O coração de Lia disparou. Ela era a chave? Seu pai havia planejado isso? A ideia era ao mesmo tempo assustadora e incrivelmente reconfortante. Ela não estava sozinha nessa confusão, nessa dor. Havia alguém que a conhecia, que a protegia e que entendia tudo o que estava acontecendo.

“O que eu preciso encontrar?”, ela perguntou, a voz tremendo um pouco.

“Isso é o que vamos descobrir juntos”, Gabriel respondeu, um leve sorriso surgindo em seus lábios, um lampejo de esperança em meio à escuridão. “Seu pai não era de deixar as coisas ao acaso. Ele era um homem brilhante, e eu acredito que ele planejou cada passo. Precisamos desvendar os enigmas que ele deixou para trás.”

Ele se levantou, estendendo a mão para ela. “O perigo ainda está lá fora. A chuva vai parar em algum momento, e eles vão continuar a busca. Precisamos nos mover. Precisamos encontrar esse legado.”

Lia olhou para a mão dele, depois para o seu rosto. A confiança que ela sentia nele crescia a cada minuto, uma força silenciosa que a impelia a seguir em frente. Ela tomou sua mão, sentindo uma corrente elétrica percorrer seu corpo.
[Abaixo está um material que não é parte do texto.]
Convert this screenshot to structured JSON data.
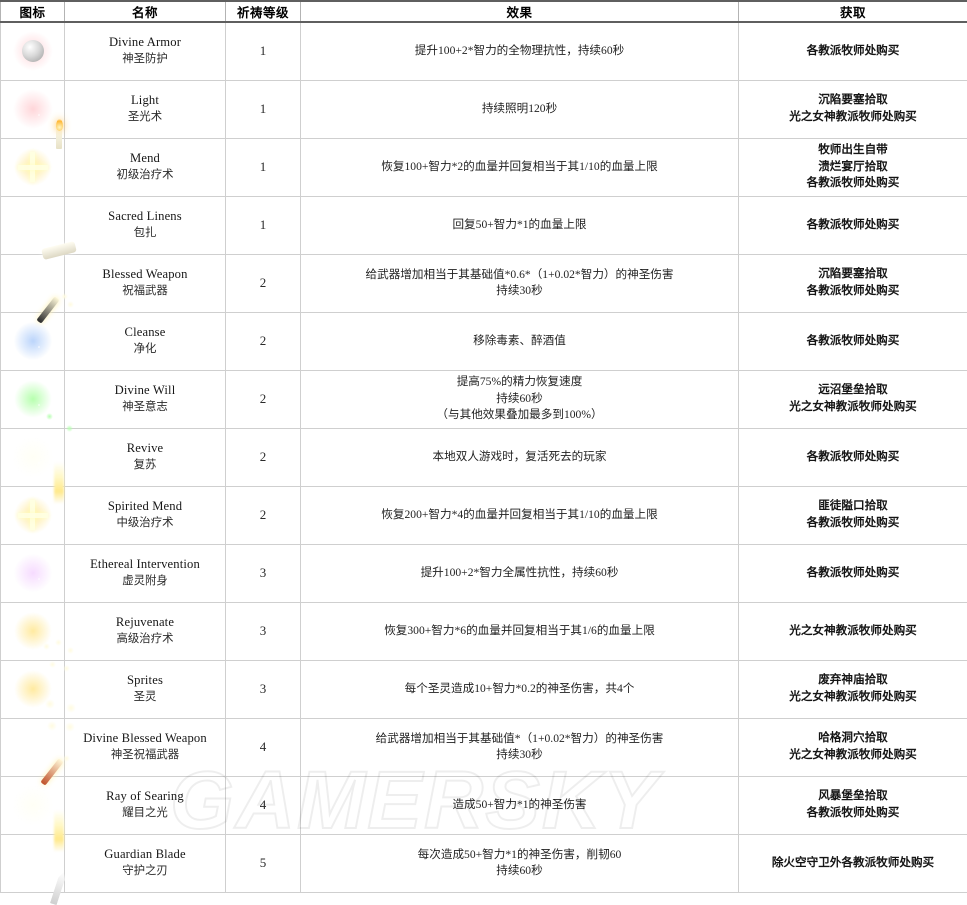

“Eu vou com você”, ela disse, com uma determinação que surpreendeu a si mesma. A garota que, horas antes, estava aterrorizada e desorientada, agora sentia uma chama de coragem acender-se em seu peito. Ela estava unida a Gabriel por uma corrente invisível, forjada pelo perigo, pela perda e por uma promessa de vingança e de justiça.

Enquanto saíam do porão, o som da chuva parecia diminuir, como se o próprio céu estivesse contendo a respiração para o que estava por vir. A noite ainda era escura, mas pela primeira vez desde que tudo começou, Lia não se sentia completamente perdida. Havia um caminho a seguir, um propósito a cumprir, e um aliado ao seu lado. E isso, por enquanto, era o suficiente.